A police officer will inform the suspected intoxicated or impaired driver that he or she has the right to refuse to submit to a test of blood-alcohol level; however, a refusal is an automatic one-year driver’s license suspension.
Based on the results of the tests and physical observations, the officer determines whether he has reasonable grounds to believe that the driver was operating a vehicle or was in actual physical control of a vehicle while under the influence of an intoxicating liquor or drug. If the answer is “yes,” the officer will then request an additional in-the-field test known as a preliminary breath test.
Intoxicated or impaired drivers are requested to blow into the small device at the scene of the traffic stop to assist the investigating officer in determining the driver’s blood-alcohol content. Although the results are not admissible in criminal courts, the results may be used in civil hearings.
Once all field tests have been administered, the officer determines whether he believes the person was operating the vehicle or in actual physical control of a motor vehicle while under the influence of liquor or any drug. If the officer believes the driver to be either intoxicated or impaired as a result of the sobriety tests, he will then place the person under arrest for a gross misdemeanor.
The police officer will advise the driver that according to state law, he or she is required to submit to a chemical test to determine blood-alcohol concentration.
The two legally-approved ways to determine a person’s blood-alcohol concentration in Washington state are either from a blood test at a local hospital or a chemical breath test, known as a “breathalyzer,” most likely conducted at police station or a county sheriff’s booking facility.
The choice of either a blood test or breath test is up to the driver. With the “breathalyzer” test, the results are known immediately and are admissible as evidence in a criminal proceeding. Once again, the driver has the right to refuse either chemical test; however, a refusal is an automatic driver’s license or permit suspension for one year.
While at the breath test location, if the driver blows a 0.08 percent or higher, he or she is then booked into jail for DUI.

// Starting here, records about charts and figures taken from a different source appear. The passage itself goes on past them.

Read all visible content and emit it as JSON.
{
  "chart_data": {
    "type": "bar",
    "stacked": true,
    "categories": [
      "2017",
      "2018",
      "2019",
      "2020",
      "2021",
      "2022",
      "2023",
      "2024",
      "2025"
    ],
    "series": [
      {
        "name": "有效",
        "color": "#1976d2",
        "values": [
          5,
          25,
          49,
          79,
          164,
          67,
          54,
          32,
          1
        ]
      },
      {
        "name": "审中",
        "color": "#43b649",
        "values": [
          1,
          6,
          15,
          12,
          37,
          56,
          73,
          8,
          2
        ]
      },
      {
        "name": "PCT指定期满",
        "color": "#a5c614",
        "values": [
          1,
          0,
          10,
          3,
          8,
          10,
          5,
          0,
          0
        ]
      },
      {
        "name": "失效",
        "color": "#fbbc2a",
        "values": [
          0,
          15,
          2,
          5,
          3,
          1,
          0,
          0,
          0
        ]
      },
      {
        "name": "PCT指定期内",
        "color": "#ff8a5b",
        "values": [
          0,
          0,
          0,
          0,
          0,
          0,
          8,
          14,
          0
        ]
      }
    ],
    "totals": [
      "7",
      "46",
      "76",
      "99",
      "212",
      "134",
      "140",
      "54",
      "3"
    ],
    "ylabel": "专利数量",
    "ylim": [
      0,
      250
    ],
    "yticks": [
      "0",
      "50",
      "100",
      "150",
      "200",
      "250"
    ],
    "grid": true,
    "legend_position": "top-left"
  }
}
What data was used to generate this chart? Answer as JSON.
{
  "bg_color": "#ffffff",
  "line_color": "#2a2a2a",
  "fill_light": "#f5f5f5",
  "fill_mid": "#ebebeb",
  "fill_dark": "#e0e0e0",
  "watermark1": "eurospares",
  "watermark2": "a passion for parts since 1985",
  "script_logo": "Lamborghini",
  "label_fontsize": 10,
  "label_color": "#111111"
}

Police officers are not required to read DUI suspects Miranda Rights. I’ve had multiple DUI suspects in my career tell me I’ve “blown” their DUI case because I failed to read them their rights.
Wrong. I’ve had many misdemeanor DUI suspects demand that they be allowed to have their attorney present for any field sobriety tests. Some have demanded that their attorney be present during tests.
I remember back in the 1990s, when a then-famous sports star rolled and destroyed his sports car on a public highway. He was standing on the shoulder of the road talking on his cell phone. The driver said he was driving alone and had just left a nightclub where he admitted to having a couple drinks.
The highway was basically deserted, and I smelled the odor of alcohol on his breath. He told me he would not be participating in any field sobriety or balance tests until his attorney, agent and a team official had been notified and were present. He demanded I wait until each of them had been contacted and had responded to the scene. He kept telling me to wait. It was obvious he believed he could dictate the direction of the investigation. It didn’t work. He agreed after being arrested that he would submit to a chemical test to determine his blood-alcohol content. He chose a blood test, but upon arrival at the hospital, he decided to refuse all chemical tests. He was convicted in criminal court and had his driver’s license suspended for his refusal to submit to a chemical test when requested by a police officer.
These types of encounters with suspected DUI drivers happen every day across the United States. Now you know a little more about how and why cops do what they do.